Embracing All
Embracing all is saying “yes” to my experience, whatever it is. I can practice it by focusing on the core of my experience, at any time. If I have resistance to embrace my experience, I can embrace that resistance. I can practice embracing all throughout the day, alone or in the company of others. Self-love is the foundation of everything. If I truly love myself I can welcome anyone who truly loves me. If I don’t, people who truly love me will disgust me because of the disgust I feel for myself. The thicket of narrative that obscures my real self from view consists of all the stories I believe about myself. My practice to cut through this thicket is to close my eyes and become still. There is no self to be found in that silence. My sense of self is also a narrative. My true self is shapeless and limitless. The self portrait of physicist and philosopher Ernst Mach is an illustration of this.
There is a distinction between reality and narrative. Narrative is used to hide reality from view. Narrative is the main tool of politics, of cult leaders and influencers, and of the advertising industry. To get in touch with reality I have to first cut through the thicket of narrative. It is a post-modern myth that everything is narrative: this myth itself is a narrative - it obscures the reality from view that behind the narrative lies reality. The people who are shaping the dominant narrative in our culture rule our society, for whoever controls the narrative that goes on in my mind controls me. Cutting through the thicket of narrative on an individual level is personal liberation or enlightenment. Cutting through the thicket of narrative on a collective level is social transformation.
It is important to get informed about the world around me, but the most important thing is to care. No one cares how much I know until they know how much I care. Meting out verbal punishment because someone believes the wrong ideas is reactive. People have every right to believe what they believe. Why? Because I myself have every right to believe what I believe. Showing genuine interest in what people believe and why is attracting them with honey, while telling people why what they believe is wrong is repelling them with vinegar. Understanding a statement or a point of view or a narrative is not the same as accepting it. A subtle mind can understand without acceptance or agreement. Always bear in mind: I could be wrong, because there are things about which I am not fully enlightened. In fact, it is highly likely that my view on reality is being obscured by narratives that have me under their spell.
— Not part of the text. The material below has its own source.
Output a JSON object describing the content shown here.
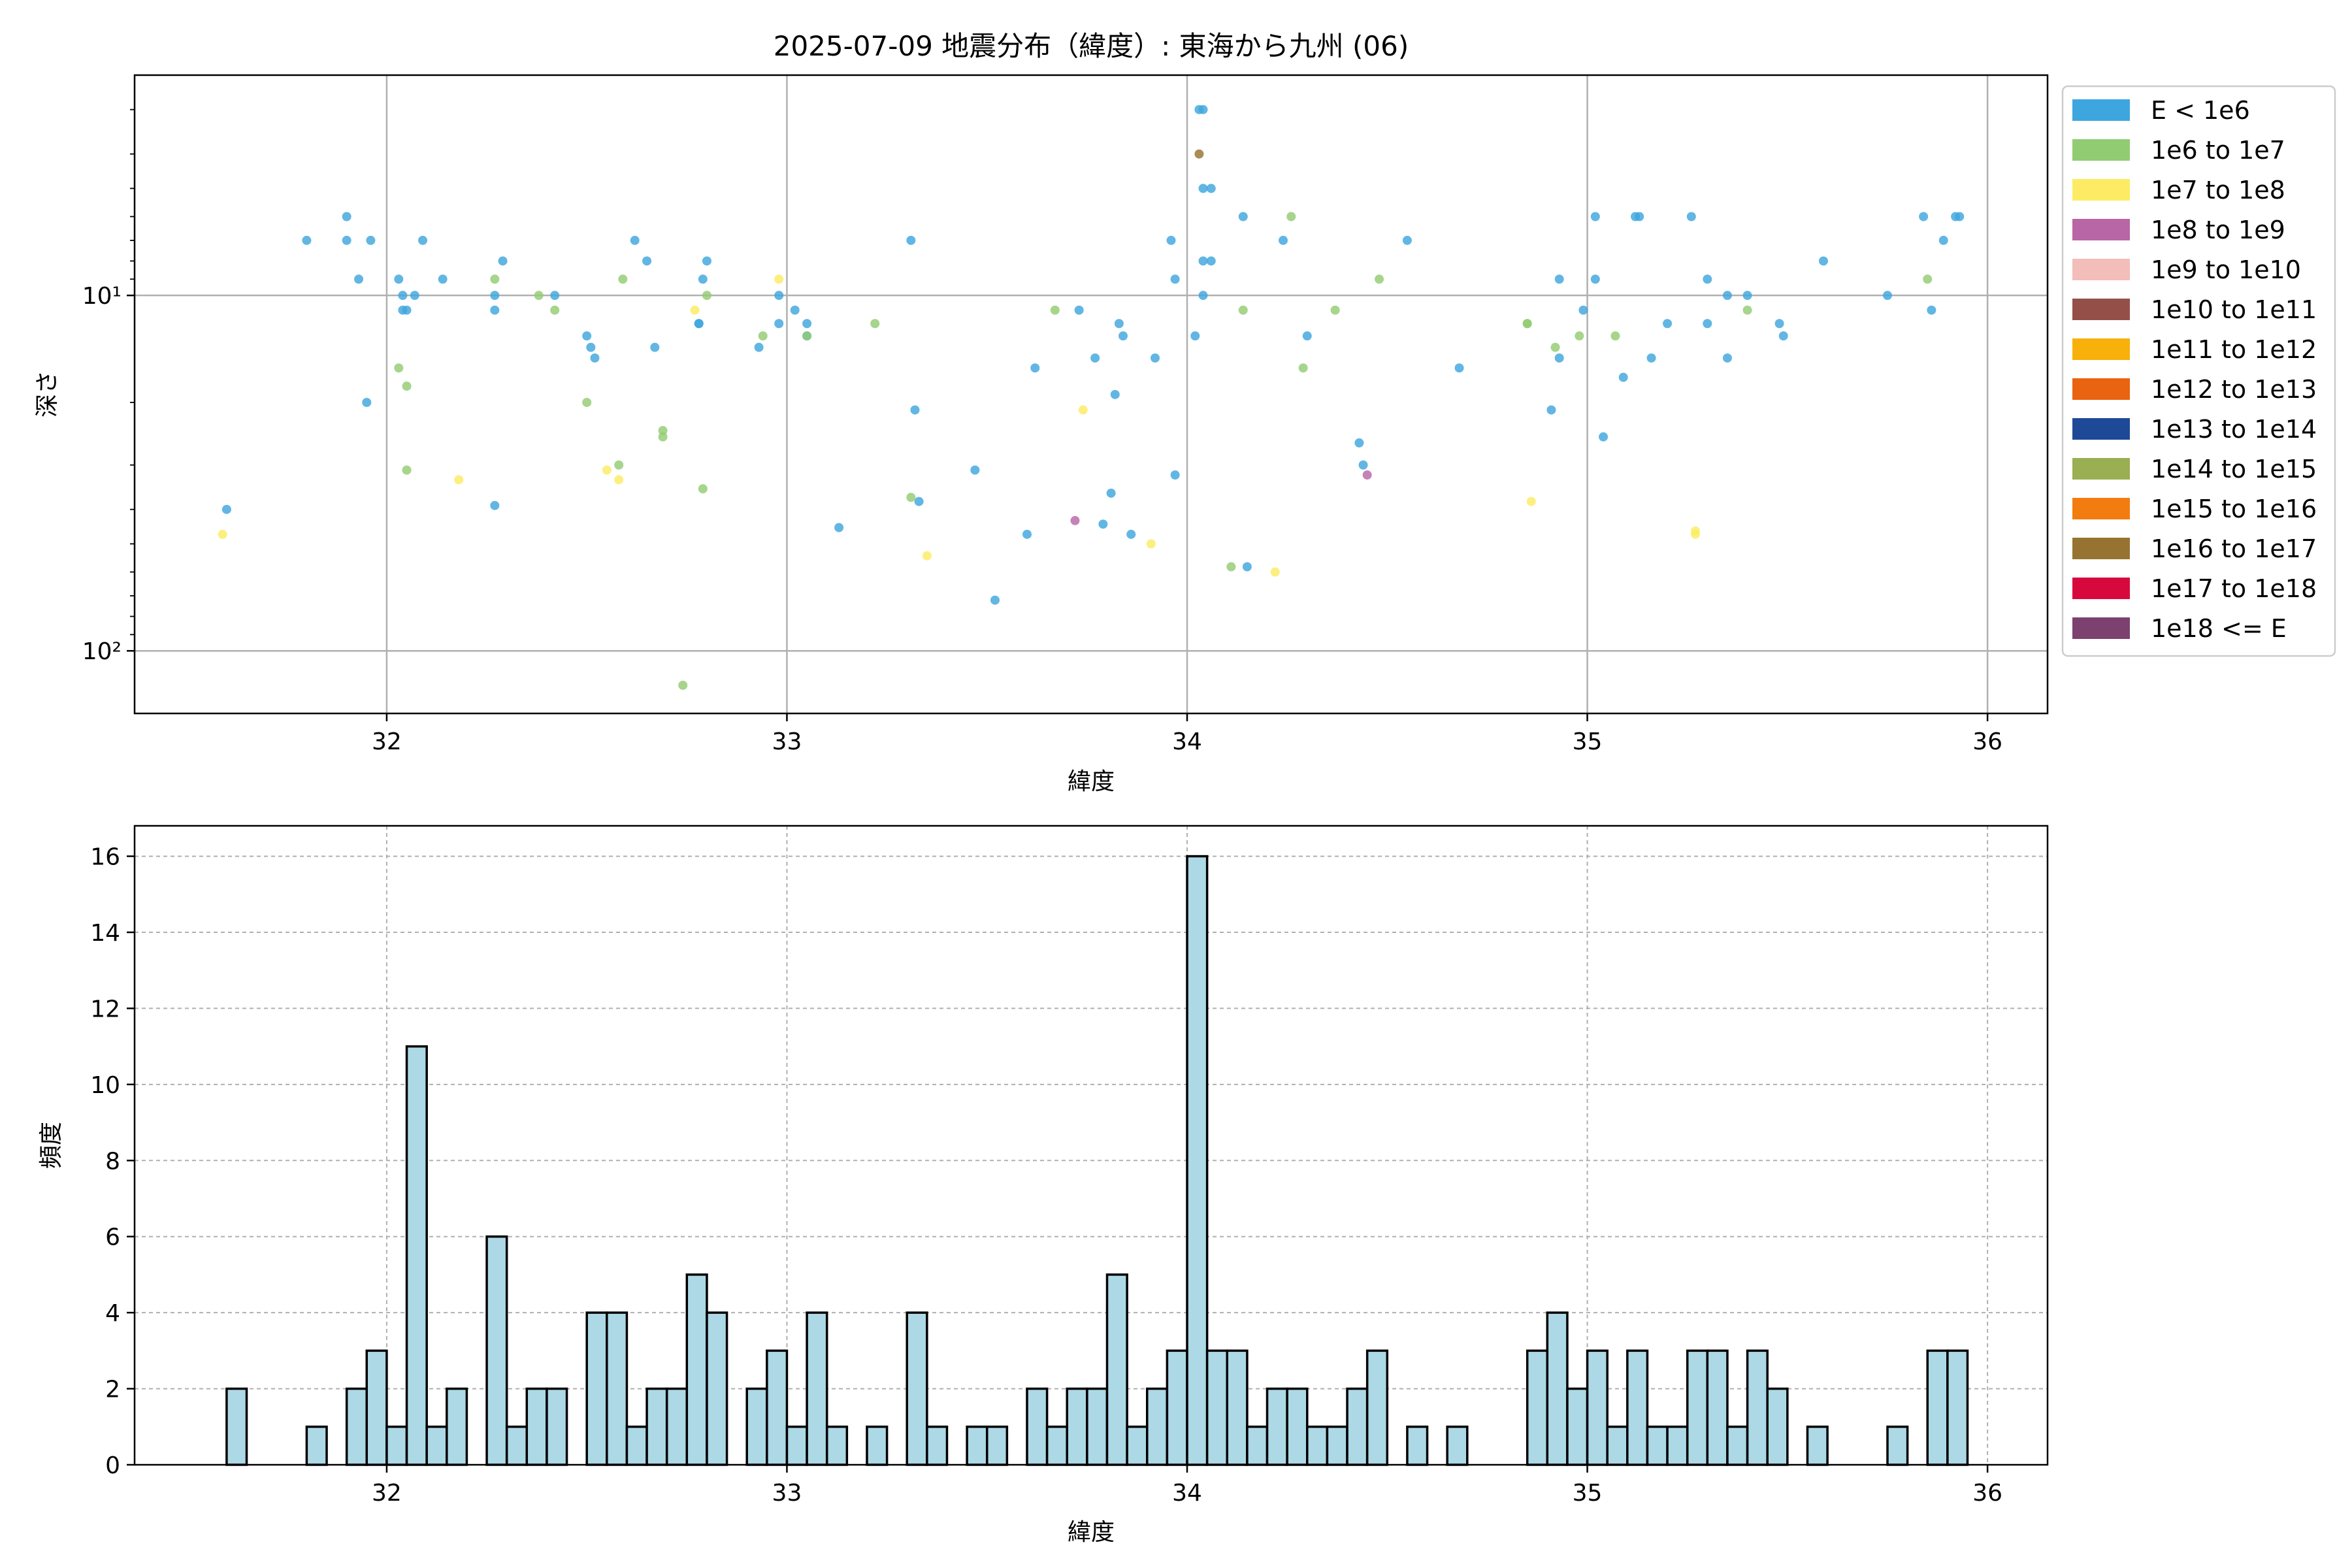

Different parts of me believe different things. The reason this is possible is because I have non-integrated parts. The recipe for integrating my lost parts is: embrace them. I should never reject an idea because it makes me feel in a certain way. Feelings do not hurt me. Feelings can be embraced. As soon as a feeling has been felt all the way through it will subside and when that happens, an idea might shift or get dropped. All human beings who become still and take up the practice of looking inside and embracing their experience will find the same shapeless and limitless luminosity. We are all brothers and sisters.